お祖父様が少し反省するように呟いてから針を私の手から取り上げる。


「だが工夫すれば、其の方の望むものはできるやもしれぬ。一晩待て」


 そう言って自習を言い残して出て行ってしまった。なんと作ってくれるらしい。


 残った私は、魔法紋の工夫を考える。お祖父様が専用のペンを作ってくださるならば、色々試せるようにしたい。携帯型の防御結界魔法を是非実現させたい。


 ふむ…複雑な要素が多い点は記号を小さく描くことができればある程度解決できるだろう。

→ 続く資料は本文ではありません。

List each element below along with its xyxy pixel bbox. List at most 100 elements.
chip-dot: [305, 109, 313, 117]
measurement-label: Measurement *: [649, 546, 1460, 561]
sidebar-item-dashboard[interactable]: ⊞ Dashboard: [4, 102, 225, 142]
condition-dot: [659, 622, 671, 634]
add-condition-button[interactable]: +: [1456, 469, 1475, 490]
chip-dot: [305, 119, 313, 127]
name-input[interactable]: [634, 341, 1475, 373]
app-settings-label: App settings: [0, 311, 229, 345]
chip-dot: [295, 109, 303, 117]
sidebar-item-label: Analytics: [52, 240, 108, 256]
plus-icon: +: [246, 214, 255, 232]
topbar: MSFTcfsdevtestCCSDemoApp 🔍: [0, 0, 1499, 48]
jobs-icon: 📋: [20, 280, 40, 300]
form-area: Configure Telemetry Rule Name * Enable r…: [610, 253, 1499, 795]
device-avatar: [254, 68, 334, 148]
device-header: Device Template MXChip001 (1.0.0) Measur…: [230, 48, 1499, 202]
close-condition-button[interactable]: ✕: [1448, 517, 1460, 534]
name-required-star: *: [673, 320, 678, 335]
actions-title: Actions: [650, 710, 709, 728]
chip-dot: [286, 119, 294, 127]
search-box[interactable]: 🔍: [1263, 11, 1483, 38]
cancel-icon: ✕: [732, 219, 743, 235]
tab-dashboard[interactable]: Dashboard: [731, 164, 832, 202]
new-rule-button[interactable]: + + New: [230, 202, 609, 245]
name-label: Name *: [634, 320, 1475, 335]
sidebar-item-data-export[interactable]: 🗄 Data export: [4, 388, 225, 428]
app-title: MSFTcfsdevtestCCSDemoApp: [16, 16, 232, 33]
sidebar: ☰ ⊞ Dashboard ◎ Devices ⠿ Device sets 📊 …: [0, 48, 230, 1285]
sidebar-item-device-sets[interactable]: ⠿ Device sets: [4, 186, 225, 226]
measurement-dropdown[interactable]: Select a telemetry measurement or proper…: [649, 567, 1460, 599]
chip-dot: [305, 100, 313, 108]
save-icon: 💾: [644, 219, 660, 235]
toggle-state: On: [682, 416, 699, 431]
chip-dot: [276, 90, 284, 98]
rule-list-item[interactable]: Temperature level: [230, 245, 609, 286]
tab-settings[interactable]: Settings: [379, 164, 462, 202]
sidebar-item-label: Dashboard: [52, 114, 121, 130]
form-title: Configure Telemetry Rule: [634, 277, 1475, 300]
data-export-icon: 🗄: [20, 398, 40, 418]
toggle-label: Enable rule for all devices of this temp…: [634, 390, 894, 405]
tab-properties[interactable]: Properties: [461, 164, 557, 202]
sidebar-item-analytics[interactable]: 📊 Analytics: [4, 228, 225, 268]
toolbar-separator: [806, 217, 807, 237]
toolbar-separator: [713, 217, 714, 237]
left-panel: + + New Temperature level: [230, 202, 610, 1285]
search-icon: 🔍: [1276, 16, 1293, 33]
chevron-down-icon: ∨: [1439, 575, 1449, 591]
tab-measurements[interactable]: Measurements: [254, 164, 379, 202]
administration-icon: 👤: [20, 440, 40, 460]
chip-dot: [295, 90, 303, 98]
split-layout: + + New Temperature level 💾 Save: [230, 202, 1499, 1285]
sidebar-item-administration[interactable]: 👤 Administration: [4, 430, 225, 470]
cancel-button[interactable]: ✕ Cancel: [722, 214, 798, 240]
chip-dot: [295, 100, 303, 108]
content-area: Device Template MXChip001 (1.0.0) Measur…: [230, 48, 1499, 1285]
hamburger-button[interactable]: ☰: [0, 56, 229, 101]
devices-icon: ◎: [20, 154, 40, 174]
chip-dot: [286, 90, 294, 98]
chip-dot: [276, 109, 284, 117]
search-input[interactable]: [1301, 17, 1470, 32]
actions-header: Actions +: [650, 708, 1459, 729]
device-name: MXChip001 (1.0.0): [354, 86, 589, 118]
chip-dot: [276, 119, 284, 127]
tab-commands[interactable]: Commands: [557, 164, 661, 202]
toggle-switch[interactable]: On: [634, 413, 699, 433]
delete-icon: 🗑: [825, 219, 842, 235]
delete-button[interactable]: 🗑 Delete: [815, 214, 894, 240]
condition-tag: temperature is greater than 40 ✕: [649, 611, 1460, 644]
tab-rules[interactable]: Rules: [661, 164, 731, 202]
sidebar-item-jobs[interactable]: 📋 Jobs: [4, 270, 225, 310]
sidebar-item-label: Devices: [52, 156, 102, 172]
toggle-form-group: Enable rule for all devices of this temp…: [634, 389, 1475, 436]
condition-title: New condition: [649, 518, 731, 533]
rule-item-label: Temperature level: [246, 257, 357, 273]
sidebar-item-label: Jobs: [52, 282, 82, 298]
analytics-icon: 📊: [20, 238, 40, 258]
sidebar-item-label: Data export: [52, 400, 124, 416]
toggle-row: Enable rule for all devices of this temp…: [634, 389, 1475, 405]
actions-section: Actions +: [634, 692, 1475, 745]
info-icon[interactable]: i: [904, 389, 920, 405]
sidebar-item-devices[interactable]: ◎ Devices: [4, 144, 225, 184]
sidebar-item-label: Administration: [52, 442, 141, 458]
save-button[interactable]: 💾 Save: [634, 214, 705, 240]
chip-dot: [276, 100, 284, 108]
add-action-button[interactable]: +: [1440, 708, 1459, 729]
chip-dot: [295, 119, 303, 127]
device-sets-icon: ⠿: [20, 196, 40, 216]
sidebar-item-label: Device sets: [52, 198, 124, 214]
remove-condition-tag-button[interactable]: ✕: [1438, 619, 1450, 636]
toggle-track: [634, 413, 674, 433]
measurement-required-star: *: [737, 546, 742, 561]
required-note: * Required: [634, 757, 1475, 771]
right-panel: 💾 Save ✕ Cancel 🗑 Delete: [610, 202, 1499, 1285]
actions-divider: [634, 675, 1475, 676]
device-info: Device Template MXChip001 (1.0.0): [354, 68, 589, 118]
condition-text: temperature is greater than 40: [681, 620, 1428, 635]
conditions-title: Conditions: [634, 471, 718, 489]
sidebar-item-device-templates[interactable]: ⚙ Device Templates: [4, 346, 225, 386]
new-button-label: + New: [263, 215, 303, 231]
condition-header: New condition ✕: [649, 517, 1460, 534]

攻撃に応じて複数の紋で対応することもできる。問題は紋から離れ、かつ物質でも繋がっていない場所の攻撃が感知できないということ。ある程度自分からの距離がある場所で攻撃を反射、もしくは消失させなければならない。ドレスごと吹っ飛んだり、顔や手などの露出部分に当たれば駄目だろう。


 …自動起動ではなく、結界の作動のみ手動でやれば良いか?

 私が紋に触れるなどの行動を条件にして、紋から5ルータ程度に何らかの攻撃を阻む結界を造る。という指示にすれば可能だ。


 …指示の要素が多すぎるな。

 結界をもっと簡易にしてしまうか。周りに強固な土の壁を出現させるのはどうか?比較的単純で安全そうだ。


 色々考えてお祖父様に見てもらうことにした。



1ルータ≒1.3m 魔法紋の記号専用用語です。